Being able to reproduce experiments and results is important to advancing our knowledge, but it’s not something we’ve always been able to do well. In a series of guest posts, we have invited perspectives and advice on reproducibility in NLP.
by Liling Tan, Research Scientist at Rakuten Institute of Technology / Universität des Saarlandes.
I think there are at least 3 levels of reproducibility in NLP (i) Rerun, (ii) Repurpose, (iii) Reimplementation.
At the rerun level, the aim is to re-run the open source code on the open dataset shared from the publication. It’s sort of a sanity check that one would do to understand the practicality of the inputs and the expected outputs.
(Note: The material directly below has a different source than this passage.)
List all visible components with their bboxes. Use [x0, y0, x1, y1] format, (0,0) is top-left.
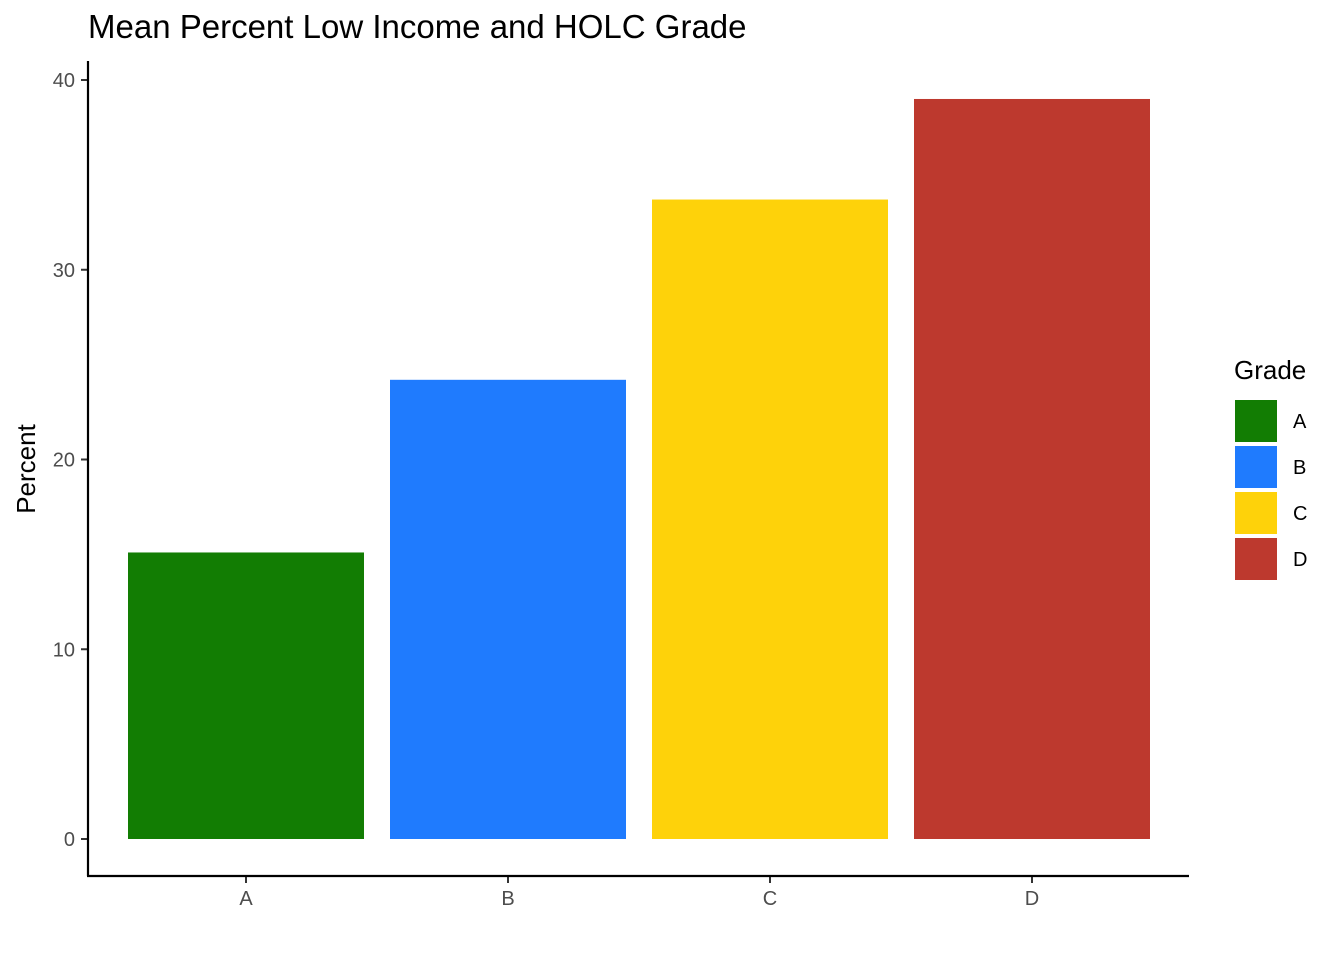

Sometimes, this level of replication is usually skipped because (i) either the open data, open source or perhaps the documentation is missing or (ii) we trust the integrity of the researchers and the publication.
The repurpose level often starts out as a low-hanging fruit project. Usually, the goal is to modify the source code slightly to suit other purposes and/or datasets, e.g. if the code was an implementation of SRU to solve an image recognition task, maybe it could work for machine translation. Alternatively, one might also add the results from the previous state-of-the-art (SOTA) as features/inputs to the new approach.
The last reimplementation level is usually overlooked or done out of necessity. For example, an older SOTA might have stale code that doesn’t compile/run any more so it’s easier to reimplement the older SOTA technique into the framework you’ve created for the novel approach than to figure out how to make the stale code run. Often, the re-implementation might take quite some time and effort and in return, it produces that one line of numbers in the table of results.
More often, we see publications simply citing the results of the previous studies for SOTA comparisons on the same dataset instead of reimplementing and incorporating the previous methods into the code for the new methods. This is largely because of how we incentivize “newness” over “reproducibility” in research, but this is getting better as we see “reproducibility” as a reviewing criterion.
We seldom question the comparability of results once a publication has exceeded the SOTA performance on a common benchmark metric and dataset. Without replication, we often overlook the sensitivity of data munging that might be involved before putting the system output through a benchmarking script. For example, the abuse of the infamous multi-bleu.perl evaluation script overlooked the fact that sentences need to be tokenized before computing the n-gram overlaps in BLEU. Even though the script and gold standards were consistent, different system has been tokenizing their outputs differently making comparability of results inconsistent, especially if there’s no open source or clear documentation of the system reported in the publication. To resolve the multi-bleu.perl misuse, replicating a previous SOTA system using the same pre-/post-processing steps would have given a fairer account of the comparability between the previous SOTA and current approach.
Additionally, “simply citing” often undermines the currency of benchmarking datasets. Like software, datasets are constantly updated and patched; moreover new datasets that are more relevant to the current day or latest shared task are created. But we see publications evaluating on dated benchmarks, most probably to draw comparison with a previous SOTA. Hopefully with “reproducibility” as a criterion in reviewing, authors pay more attention to the writing of the paper and share resources such that future work can easily replicate their systems on newer datasets.
The core ingredients of replication studies are open data and open sources. But lacking in neither shouldn’t hinder reproducibility. If the approaches are well-described in the publication, it shouldn’t be hard to reproduce the results on an open dataset. Without shared resources, open sources, and/or proper documentation, one may question the true impact of the publication that can’t be easily replicated.